Ajaero also slammed the state governors under the umbrella body of the Nigerian Governors’ Forum for rejecting the N62, 000 minimum wage proposal.
He said, “How can any governor say he cannot pay? They cannot also be calling for the decentralization of the minimum wage. Are their wages decentralized?
“Governors whose states are not contributing a dime to the national purse and who generate pitiable Internally Generated Revenue (IGR) are collecting the same amount as governors whose states are generating billions of dollars into the FAAC.
“They should decentralize their salaries and emoluments first. So, where is the governor of Edo State, Godwin Obaseki getting his money from? He is paying N70, 000 minimum wage. This is the type of governor that should be emulated and not the lazy ones.”
Also speaking yesterday on the current development, the assistant general secretary of the NLC, Chris Onyeka, who featured on Channels TV’s Morning Brief on Monday, said if the federal government and the National Assembly failed to act on workers’ demands by today, June 11, the NLC and TUC would meet to decide whether to resume the nationwide industrial action that was lifted last week.
He said: “Our position is very clear; we have never considered accepting N62, 000 or any other wage we know is below what Nigerian workers can take home. We will not negotiate a starvation wage.

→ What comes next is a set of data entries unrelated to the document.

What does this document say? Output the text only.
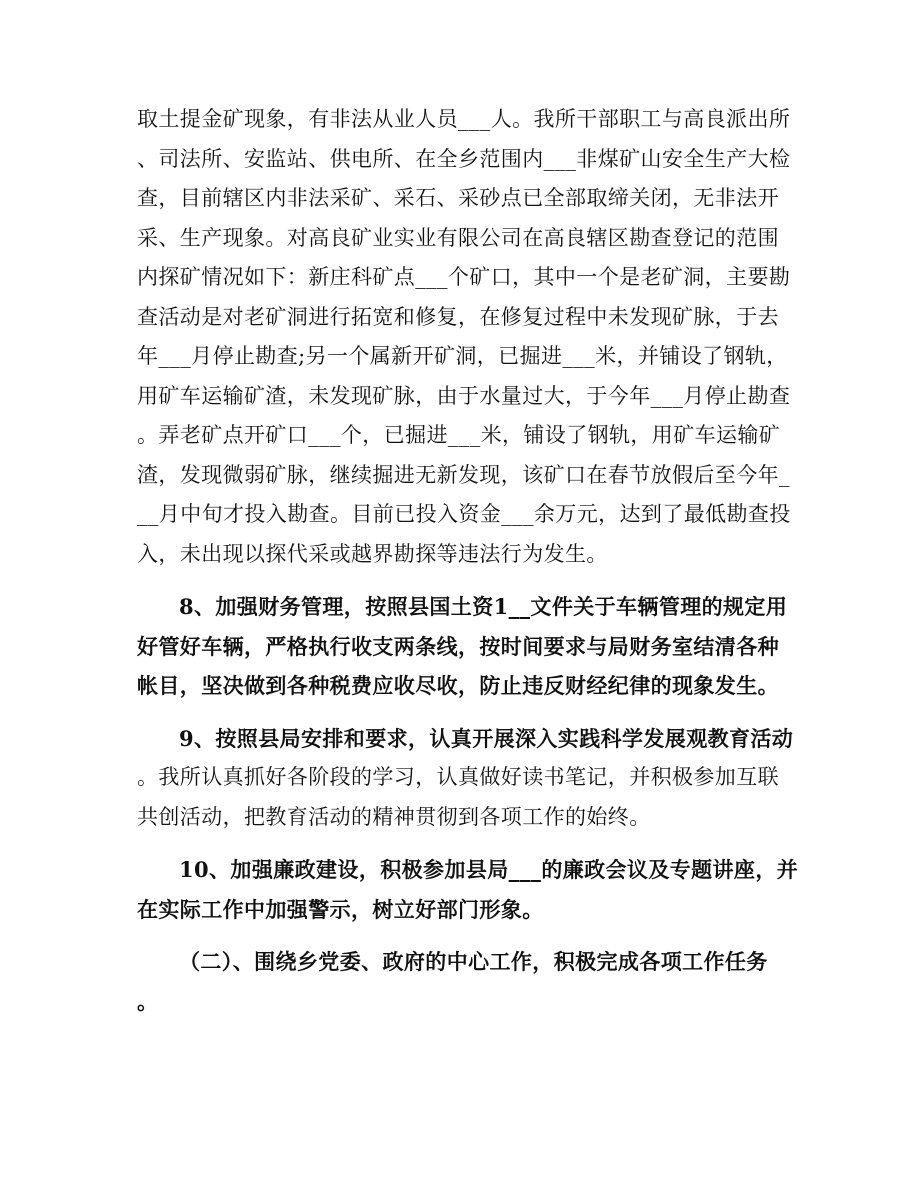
取土提金矿现象，有非法从业人员___人。我所干部职工与高良派出所
、司法所、安监站、供电所、在全乡范围内___非煤矿山安全生产大检
查，目前辖区内非法采矿、采石、采砂点已全部取缔关闭，无非法开
采、生产现象。对高良矿业实业有限公司在高良辖区勘查登记的范围
内探矿情况如下：新庄科矿点___个矿口，其中一个是老矿洞，主要勘
查活动是对老矿洞进行拓宽和修复，在修复过程中未发现矿脉，于去
年___月停止勘查;另一个属新开矿洞，已掘进___米，并铺设了钢轨，
用矿车运输矿渣，未发现矿脉，由于水量过大，于今年___月停止勘查
。弄老矿点开矿口___个，已掘进___米，铺设了钢轨，用矿车运输矿
渣，发现微弱矿脉，继续掘进无新发现，该矿口在春节放假后至今年_
__月中旬才投入勘查。目前已投入资金___余万元，达到了最低勘查投
入，未出现以探代采或越界勘探等违法行为发生。
8、加强财务管理，按照县国土资1__文件关于车辆管理的规定用
好管好车辆，严格执行收支两条线，按时间要求与局财务室结清各种
帐目，坚决做到各种税费应收尽收，防止违反财经纪律的现象发生。
9、按照县局安排和要求，认真开展深入实践科学发展观教育活动
。我所认真抓好各阶段的学习，认真做好读书笔记，并积极参加互联
共创活动，把教育活动的精神贯彻到各项工作的始终。
10、加强廉政建设，积极参加县局___的廉政会议及专题讲座，并
在实际工作中加强警示，树立好部门形象。
（二）、围绕乡党委、政府的中心工作，积极完成各项工作任务
。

“We have never contemplated N100, 000, let alone N62, 000. We are still at N250, 000; and that is what we considered enough concession to the government and the other social partners in this particular situation. We are not just driven by frivolities but also by the realities of the market place – the realities of things we buy every day: bags of rice, yam, garri and all of that.
“The federal government and the National Assembly have the call now. It is not our call. Our demand is for the government to look at and send an executive bill to the National Assembly and for the National Assembly to look at what we have demanded, the various facts of the law, and then come up with a national minimum act that meets our demands.
“If that does not meet our demand, we have given the federal government a one-week notice to look at the issues, and that one week expires tomorrow (June 11). If after tomorrow (today), we have not seen any tangible response from the government, the organs of the organised labour will meet to decide what to do next.
“It was clear that we said we were relaxing a nationwide indefinite strike. It is like putting a pause on it. So, if you put a pause on something and the organs that govern us as trade unions decide that we should remove that pause, it means that we go back to what was in existence before.”